9 Juillet 2026
Les sufahâʾ (faibles d’esprit) sont ceux dont la compréhension reste superficielle, attachée aux formes plutôt qu’au sens. Le changement de direction devient une épreuve révélatrice : ceux qui absolutisent le rite sont troublés, tandis que ceux qui discernent la finalité spirituelle comprennent que la guidance ne dépend pas d’un repère matériel.
La qibla (direction) désigne une direction visible mais aussi une orientation intérieure. Le déplacement du visage appelle un déplacement du cœur. Le verset rappelle que l’acte rituel n’a de valeur que s’il exprime une orientation sincère vers Dieu.

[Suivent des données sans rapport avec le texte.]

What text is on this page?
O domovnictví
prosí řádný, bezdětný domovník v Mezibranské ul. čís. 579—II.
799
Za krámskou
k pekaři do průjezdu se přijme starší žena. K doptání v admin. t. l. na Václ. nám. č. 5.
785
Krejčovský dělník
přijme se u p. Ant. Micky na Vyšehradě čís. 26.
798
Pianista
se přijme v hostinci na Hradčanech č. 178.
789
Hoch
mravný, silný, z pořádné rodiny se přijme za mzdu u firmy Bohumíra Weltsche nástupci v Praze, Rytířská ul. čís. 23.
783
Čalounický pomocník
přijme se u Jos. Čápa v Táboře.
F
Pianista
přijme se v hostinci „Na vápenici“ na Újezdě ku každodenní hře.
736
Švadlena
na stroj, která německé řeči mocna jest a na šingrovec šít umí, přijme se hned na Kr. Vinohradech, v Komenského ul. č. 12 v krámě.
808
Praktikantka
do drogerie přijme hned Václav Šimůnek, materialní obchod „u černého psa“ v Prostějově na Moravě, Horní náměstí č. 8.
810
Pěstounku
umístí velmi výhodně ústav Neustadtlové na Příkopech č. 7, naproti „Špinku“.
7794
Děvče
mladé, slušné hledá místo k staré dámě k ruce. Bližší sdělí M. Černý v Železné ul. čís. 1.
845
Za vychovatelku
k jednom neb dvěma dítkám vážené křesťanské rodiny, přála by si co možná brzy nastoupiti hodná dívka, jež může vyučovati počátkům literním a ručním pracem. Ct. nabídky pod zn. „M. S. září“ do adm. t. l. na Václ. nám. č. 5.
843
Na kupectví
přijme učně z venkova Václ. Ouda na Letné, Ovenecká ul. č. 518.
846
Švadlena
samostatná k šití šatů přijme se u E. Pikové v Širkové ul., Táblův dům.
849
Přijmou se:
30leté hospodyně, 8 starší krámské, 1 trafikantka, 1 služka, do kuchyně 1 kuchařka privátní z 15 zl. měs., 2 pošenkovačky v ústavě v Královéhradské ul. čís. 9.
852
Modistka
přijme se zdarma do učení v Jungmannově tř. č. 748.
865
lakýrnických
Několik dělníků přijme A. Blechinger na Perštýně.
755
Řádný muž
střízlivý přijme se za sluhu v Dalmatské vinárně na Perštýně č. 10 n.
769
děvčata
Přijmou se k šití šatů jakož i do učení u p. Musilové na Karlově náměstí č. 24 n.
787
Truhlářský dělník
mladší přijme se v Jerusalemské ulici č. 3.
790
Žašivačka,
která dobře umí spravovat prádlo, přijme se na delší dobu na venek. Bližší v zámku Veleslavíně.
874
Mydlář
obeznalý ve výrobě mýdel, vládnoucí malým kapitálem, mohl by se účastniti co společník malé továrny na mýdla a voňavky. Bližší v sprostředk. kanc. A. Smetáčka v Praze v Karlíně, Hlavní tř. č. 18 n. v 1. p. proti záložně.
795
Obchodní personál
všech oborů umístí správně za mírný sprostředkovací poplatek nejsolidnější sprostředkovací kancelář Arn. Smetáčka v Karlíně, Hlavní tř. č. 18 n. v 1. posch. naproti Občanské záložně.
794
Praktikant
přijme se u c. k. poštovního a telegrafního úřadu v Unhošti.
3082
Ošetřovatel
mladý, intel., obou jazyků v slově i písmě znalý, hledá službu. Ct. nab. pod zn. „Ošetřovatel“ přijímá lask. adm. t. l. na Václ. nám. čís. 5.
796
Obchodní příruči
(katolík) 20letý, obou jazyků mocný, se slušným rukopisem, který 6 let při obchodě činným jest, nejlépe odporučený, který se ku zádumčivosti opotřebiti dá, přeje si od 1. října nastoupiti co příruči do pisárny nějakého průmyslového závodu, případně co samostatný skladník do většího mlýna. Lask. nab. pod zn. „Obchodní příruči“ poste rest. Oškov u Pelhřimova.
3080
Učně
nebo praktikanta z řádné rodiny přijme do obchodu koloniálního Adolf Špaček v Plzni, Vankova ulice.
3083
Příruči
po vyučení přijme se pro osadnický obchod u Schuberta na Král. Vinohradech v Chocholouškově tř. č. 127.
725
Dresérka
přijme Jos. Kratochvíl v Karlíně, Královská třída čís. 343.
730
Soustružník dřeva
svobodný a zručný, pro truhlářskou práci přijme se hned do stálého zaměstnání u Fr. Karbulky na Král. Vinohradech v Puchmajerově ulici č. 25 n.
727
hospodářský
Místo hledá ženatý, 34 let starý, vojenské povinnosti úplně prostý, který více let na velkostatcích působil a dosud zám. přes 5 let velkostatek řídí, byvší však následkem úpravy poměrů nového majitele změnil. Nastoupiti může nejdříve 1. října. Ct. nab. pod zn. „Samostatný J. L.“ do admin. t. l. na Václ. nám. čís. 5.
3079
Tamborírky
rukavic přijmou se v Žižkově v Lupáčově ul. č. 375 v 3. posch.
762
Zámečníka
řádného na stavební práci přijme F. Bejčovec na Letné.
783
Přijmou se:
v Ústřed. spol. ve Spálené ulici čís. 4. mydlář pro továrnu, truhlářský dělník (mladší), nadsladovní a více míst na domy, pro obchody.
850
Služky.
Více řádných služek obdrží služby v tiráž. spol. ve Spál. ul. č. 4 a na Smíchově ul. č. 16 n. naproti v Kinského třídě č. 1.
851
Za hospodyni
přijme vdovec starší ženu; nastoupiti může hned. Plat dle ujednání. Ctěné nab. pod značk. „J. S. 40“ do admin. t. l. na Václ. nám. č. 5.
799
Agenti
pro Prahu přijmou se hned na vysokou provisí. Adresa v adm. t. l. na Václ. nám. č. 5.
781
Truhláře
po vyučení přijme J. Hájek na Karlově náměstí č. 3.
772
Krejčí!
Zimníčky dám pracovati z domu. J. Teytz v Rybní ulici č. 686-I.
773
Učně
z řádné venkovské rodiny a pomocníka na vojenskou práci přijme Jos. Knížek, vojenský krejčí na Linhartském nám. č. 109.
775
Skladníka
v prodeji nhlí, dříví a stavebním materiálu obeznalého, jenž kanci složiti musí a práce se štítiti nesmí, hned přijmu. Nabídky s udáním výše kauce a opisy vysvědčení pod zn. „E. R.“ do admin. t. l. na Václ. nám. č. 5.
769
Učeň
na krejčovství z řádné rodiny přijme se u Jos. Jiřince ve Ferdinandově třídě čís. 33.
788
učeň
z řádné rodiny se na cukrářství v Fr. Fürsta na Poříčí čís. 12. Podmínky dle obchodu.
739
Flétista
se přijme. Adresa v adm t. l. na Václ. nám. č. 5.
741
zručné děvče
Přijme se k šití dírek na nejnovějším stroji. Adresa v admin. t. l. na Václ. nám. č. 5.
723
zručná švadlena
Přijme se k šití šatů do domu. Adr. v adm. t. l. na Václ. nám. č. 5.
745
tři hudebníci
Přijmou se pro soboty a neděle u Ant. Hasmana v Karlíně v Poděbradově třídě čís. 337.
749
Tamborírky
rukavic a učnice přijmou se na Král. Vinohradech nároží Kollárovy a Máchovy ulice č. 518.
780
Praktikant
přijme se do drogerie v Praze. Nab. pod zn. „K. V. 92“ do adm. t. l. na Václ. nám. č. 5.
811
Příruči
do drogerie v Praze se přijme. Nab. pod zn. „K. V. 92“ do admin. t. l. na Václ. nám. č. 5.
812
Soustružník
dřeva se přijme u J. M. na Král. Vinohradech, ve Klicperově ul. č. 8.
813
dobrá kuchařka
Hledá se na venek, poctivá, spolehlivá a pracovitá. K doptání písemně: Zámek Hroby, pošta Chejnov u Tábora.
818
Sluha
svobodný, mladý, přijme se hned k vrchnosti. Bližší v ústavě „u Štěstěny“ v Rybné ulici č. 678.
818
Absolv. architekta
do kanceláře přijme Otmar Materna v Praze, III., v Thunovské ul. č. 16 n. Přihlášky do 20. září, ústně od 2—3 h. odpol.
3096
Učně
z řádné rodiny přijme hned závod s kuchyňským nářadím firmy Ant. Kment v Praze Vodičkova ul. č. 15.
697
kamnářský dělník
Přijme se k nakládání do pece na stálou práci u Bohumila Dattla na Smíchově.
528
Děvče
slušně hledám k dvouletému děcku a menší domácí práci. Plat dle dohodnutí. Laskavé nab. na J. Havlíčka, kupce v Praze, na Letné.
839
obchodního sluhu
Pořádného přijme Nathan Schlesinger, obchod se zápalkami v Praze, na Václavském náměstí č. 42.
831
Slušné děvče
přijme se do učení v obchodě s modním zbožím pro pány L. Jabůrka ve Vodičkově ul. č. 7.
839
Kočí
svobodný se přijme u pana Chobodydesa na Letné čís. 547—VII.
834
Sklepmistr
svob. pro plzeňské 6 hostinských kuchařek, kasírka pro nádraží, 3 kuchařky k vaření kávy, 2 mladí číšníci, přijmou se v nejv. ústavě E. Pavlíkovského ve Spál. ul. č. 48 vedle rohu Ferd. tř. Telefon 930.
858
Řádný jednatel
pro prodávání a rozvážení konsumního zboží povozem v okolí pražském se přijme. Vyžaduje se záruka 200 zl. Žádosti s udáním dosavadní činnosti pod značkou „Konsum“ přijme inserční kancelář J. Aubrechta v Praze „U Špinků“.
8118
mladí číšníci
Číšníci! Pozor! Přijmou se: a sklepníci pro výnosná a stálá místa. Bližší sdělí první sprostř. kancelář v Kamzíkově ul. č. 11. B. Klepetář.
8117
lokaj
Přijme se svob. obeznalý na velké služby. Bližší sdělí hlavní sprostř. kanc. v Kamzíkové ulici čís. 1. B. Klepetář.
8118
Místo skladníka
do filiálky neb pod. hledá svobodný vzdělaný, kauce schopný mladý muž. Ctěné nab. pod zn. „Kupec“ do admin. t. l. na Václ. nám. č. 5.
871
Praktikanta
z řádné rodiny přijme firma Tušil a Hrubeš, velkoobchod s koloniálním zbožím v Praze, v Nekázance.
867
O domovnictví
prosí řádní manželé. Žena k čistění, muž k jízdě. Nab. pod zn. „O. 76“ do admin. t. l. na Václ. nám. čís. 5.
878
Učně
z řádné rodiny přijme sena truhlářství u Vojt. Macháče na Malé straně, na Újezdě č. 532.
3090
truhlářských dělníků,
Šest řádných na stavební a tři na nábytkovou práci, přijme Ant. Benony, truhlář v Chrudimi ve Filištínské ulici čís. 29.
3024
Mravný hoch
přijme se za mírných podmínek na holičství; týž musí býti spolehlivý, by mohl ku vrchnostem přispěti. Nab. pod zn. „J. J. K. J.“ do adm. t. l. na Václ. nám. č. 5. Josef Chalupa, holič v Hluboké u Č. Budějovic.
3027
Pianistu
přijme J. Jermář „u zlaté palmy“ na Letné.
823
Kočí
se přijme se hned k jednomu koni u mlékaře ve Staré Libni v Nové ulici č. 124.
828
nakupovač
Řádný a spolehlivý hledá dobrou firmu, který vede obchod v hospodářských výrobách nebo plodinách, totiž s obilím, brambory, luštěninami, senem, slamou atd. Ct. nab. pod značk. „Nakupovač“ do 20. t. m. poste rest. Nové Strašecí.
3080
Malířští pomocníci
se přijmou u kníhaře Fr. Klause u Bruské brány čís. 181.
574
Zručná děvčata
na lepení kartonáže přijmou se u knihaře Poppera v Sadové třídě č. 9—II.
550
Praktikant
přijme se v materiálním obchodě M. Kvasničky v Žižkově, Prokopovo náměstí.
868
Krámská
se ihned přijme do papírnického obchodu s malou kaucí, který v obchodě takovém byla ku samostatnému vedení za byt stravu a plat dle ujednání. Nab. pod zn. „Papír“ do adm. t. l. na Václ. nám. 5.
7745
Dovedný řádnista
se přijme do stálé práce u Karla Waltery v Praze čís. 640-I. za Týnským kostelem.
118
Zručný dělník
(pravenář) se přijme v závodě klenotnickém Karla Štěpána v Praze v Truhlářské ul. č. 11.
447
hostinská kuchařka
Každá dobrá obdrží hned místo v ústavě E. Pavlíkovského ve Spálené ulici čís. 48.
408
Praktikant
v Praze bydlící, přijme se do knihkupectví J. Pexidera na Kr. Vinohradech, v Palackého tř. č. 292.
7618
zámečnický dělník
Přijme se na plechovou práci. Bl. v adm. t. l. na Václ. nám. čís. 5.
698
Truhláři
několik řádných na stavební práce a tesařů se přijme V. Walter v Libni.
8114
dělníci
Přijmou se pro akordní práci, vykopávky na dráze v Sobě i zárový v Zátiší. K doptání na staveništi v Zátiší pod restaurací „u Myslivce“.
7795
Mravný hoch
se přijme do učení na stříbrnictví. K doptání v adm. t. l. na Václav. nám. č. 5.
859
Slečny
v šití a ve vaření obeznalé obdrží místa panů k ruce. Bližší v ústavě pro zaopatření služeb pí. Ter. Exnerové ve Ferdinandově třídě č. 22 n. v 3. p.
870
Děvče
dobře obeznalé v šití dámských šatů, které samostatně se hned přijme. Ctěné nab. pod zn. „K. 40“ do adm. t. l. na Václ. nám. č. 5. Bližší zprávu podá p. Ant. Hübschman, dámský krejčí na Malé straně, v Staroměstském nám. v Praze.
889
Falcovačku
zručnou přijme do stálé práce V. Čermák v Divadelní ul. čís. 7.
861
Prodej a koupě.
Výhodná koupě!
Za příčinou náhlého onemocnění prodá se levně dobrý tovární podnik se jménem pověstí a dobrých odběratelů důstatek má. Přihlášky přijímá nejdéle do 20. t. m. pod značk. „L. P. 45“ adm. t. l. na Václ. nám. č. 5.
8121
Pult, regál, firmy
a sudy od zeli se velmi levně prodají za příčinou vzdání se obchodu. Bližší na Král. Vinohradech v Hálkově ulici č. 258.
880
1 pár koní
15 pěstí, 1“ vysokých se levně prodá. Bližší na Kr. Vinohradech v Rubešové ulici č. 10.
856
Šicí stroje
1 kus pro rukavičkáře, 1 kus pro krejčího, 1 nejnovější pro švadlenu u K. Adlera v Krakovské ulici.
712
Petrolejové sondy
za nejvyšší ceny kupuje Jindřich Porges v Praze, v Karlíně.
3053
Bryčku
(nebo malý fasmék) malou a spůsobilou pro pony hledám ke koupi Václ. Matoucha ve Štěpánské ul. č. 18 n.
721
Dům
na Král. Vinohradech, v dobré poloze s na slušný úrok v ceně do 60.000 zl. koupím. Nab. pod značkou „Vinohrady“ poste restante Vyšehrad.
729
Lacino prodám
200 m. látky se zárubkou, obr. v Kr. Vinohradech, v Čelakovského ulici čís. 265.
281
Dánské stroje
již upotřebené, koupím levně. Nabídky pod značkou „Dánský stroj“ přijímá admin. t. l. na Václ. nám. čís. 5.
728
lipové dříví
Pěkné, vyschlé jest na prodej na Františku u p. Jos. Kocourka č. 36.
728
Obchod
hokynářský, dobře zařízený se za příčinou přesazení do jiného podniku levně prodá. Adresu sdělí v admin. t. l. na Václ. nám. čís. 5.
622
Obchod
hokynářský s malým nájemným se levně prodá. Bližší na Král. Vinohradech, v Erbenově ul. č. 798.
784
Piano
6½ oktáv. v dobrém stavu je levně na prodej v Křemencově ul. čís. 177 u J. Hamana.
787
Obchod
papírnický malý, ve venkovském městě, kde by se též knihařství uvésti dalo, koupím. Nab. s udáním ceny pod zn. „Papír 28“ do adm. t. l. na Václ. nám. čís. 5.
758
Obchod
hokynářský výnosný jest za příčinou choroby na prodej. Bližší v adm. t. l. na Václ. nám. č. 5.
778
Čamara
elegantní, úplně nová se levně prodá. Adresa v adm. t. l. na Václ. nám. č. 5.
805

La souveraineté divine sur l’Orient et l’Occident relativise toute direction géographique. Le changement de Qibla manifeste que la véritable guidance n’est pas spatiale mais obéissantielle : elle réside dans la conformité à la volonté de Dieu, non dans la permanence d’un lieu.
Cet événement constitue un acte de guidance active. En modifiant un repère extérieur, Dieu purifie les intentions et détache les croyants de leurs attachements terrestres. La transformation du rite devient un moyen de recentrer le cœur sur la voie droite.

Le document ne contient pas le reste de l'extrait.